A statistical model of catheter motion from interventional x-ray images: application to image-based gating.

Autor: Panayiotou M; Division of Imaging Sciences and Biomedical Engineering, King's College London, SE1 7EH, UK., King AP, Ma Y, Housden RJ, Rinaldi CA, Gill J, Cooklin M, O'Neill M, Rhode KS
Jazyk: angličtina
Zdroj: Physics in medicine and biology [Phys Med Biol] 2013 Nov 07; Vol. 58 (21), pp. 7543-62. Date of Electronic Publication: 2013 Oct 08.

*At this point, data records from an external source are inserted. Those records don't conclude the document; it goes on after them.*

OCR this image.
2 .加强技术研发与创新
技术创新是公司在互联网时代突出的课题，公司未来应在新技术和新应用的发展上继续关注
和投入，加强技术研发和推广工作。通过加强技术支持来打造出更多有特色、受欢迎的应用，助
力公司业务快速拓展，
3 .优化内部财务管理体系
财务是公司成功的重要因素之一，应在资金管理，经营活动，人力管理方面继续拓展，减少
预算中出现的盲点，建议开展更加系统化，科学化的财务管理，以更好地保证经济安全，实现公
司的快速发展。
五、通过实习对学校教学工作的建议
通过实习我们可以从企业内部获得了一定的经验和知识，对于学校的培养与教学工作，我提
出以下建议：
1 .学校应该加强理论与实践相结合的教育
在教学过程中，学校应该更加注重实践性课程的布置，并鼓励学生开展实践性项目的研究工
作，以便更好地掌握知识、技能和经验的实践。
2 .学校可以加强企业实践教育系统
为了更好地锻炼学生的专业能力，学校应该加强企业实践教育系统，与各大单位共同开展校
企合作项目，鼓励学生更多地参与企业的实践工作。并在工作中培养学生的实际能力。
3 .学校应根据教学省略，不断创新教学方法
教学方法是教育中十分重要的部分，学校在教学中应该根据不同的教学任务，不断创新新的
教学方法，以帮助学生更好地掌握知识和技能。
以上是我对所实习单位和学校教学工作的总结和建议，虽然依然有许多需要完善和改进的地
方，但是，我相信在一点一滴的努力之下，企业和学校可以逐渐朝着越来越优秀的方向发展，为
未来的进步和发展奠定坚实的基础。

DOI: 10.1088/0031-9155/58/21/7543
Abstrakt: The motion and deformation of catheters that lie inside cardiac structures can provide valuable information about the motion of the heart. In this paper we describe the formation of a novel statistical model of the motion of a coronary sinus (CS) catheter based on principal component analysis of tracked electrode locations from standard mono-plane x-ray fluoroscopy images. We demonstrate the application of our model for the purposes of retrospective cardiac and respiratory gating of x-ray fluoroscopy images in normal dose x-ray fluoroscopy images, and demonstrate how a modification of the technique allows application to very low dose scenarios. We validated our method on ten mono-plane imaging sequences comprising a total of 610 frames from ten different patients undergoing radiofrequency ablation for the treatment of atrial fibrillation. For normal dose images we established systole, end-inspiration and end-expiration gating with success rates of 100%, 92.1% and 86.9%, respectively. For very low dose applications, the method was tested on the same ten mono-plane x-ray fluoroscopy sequences without noise and with added noise at signal to noise ratio (SNR) values of √50, √10, √8, √6, √5, √2 and √1 to simulate the image quality of increasingly lower dose x-ray images. The method was able to detect the CS catheter even in the lowest SNR images with median errors not exceeding 2.6 mm per electrode. Furthermore, gating success rates of 100%, 71.4% and 85.7% were achieved at the low SNR value of √2, representing a dose reduction of more than 25 times. Thus, the technique has the potential to extract useful information whilst substantially reducing the radiation exposure.